Execrável condição dos homens que não aprendem nada e continuam a fazer do Planeta uma selva de
animais ferozes!
Quem
me dera voltar atrás para poder desertar quando fui mobilizado ou, em
contrapartida, ir pedir perdão a Cabo Delgado, por ter sido forçadamente
incorporado num bando que, meio século antes, antecipou os crimes dos terroristas
muçulmanos.
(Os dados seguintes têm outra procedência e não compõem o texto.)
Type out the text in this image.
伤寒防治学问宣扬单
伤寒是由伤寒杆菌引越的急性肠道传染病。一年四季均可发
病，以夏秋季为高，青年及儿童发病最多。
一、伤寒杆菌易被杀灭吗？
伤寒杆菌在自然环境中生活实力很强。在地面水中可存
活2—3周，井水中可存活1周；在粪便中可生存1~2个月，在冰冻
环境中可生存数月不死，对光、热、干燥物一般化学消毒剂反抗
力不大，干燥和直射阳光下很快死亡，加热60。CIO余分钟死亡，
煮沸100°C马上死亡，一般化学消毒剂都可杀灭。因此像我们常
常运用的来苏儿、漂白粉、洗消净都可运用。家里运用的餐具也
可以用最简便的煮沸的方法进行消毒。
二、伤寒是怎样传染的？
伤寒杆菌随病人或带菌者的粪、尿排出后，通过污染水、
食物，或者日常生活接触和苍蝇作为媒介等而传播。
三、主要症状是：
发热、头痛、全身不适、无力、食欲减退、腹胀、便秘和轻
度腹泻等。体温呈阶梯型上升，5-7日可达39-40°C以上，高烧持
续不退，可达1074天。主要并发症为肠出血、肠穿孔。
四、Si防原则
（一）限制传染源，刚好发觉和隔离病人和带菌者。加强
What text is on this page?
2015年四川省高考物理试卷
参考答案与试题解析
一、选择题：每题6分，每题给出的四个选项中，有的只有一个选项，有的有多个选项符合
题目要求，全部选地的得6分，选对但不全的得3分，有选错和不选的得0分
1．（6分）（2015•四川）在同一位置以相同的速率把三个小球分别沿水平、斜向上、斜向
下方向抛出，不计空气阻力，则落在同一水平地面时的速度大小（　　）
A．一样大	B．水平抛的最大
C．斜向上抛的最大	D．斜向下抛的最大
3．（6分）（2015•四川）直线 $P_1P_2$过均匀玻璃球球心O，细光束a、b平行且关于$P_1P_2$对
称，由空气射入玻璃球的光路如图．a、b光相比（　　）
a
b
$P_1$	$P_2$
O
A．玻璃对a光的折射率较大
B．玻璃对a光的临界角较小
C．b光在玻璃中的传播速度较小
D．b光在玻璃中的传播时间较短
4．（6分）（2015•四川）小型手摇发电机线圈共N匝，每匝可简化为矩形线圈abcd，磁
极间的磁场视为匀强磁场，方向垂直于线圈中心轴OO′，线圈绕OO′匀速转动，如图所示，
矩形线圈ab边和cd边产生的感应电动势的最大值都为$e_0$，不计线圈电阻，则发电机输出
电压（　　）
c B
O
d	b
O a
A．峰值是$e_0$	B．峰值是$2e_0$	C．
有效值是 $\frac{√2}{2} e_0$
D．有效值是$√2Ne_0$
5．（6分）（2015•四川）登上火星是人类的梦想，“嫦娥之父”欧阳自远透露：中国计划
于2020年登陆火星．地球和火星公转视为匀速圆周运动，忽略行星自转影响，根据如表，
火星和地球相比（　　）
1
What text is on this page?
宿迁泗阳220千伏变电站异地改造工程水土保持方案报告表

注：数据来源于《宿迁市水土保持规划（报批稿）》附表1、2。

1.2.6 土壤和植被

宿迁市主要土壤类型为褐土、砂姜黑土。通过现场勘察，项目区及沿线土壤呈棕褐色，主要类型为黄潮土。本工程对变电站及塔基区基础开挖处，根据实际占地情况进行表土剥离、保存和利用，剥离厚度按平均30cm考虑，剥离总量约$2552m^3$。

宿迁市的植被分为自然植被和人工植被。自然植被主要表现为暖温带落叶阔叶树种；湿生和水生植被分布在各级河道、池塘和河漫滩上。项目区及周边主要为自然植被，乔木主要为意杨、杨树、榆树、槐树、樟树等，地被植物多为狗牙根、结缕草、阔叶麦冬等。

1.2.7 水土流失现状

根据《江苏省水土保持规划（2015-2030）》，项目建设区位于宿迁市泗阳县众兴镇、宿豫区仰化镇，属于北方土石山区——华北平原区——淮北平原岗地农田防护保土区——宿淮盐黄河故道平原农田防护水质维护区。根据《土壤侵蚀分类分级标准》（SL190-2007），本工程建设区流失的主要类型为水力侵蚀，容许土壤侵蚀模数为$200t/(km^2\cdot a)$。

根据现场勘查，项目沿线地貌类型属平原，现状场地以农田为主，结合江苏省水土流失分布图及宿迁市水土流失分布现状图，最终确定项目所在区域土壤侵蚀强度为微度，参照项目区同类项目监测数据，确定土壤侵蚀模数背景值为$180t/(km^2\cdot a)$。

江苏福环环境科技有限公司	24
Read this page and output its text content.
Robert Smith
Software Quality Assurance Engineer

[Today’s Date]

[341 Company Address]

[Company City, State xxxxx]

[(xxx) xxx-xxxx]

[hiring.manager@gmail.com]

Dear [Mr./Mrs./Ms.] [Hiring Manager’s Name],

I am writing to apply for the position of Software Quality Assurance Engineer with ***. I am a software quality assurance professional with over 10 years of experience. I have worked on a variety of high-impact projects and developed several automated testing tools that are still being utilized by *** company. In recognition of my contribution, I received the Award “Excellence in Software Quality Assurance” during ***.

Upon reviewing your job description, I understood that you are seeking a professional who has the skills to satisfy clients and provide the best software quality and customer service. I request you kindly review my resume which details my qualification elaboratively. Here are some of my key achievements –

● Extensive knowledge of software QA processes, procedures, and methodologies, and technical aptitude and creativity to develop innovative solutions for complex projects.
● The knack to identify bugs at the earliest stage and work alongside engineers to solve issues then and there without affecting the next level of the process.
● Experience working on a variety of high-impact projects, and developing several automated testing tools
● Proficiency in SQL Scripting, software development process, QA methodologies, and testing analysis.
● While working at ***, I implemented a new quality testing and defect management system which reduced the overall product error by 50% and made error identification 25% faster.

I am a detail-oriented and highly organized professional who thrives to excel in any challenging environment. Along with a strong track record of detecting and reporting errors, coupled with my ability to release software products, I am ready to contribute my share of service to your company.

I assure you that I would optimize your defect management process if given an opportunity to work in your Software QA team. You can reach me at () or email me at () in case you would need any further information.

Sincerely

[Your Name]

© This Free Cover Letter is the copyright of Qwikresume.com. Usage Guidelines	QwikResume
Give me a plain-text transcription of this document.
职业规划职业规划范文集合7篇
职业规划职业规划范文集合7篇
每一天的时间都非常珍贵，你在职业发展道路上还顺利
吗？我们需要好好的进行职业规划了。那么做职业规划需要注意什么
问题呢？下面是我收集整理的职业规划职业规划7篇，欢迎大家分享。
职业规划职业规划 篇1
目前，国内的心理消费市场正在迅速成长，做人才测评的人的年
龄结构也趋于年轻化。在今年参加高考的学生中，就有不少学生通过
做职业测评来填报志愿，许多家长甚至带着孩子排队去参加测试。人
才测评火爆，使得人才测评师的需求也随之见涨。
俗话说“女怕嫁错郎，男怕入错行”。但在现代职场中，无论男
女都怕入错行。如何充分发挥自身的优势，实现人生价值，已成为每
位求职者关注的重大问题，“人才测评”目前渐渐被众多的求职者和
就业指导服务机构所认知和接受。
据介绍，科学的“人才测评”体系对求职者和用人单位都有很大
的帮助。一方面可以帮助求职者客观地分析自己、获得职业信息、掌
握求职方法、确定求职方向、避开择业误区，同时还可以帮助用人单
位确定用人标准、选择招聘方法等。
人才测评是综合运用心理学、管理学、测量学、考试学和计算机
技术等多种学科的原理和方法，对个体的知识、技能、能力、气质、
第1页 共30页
Razão tem Mia Couto, ao afirmar, em recente entrevista, que a “Grande
parte da Igreja Católica foi conivente com a ditadura”, ressalvando, no
entanto, o bispo Manuel Vieira Pinto e outros missionários defensores dos
moçambicanos.
Se,
por um lado, persegue-me o remorso de, em pleno mato, celebrar a Eucaristia àqueles
jovens sldos (também vítimas do regime) que saíam para matar, conforta-me
o baptismo dos 32 macondes que
administrei no extremo Norte de Moçambique, junto ao Rovuma, depois de uma acurada preparação feita por
monitores também macondes.
Quando
e como a ajuda internacional valerá àquela pobre gente, possuidora de tão ricos
recursos em prol da humanidade?!
23.Nov.20
Martins Júnior
.....tem razão, padre..... É a Guerra aquele monstro, que se sustenta das fazendas, do sangue, das vidas, e quanto mais come, e consome, tanto menos se farta (Sermão no anos da Sereníssima Rainha Nossa Senhora).
ResponderEliminarTambém eu coro de vergonha por uma guerra para a qual fui chamado duas vezes, e por duas vezes recusei apesar das boas garantias que me ofereciam. Reflexão genuína e fantástica. Obrigado e um abraço, P. Martins.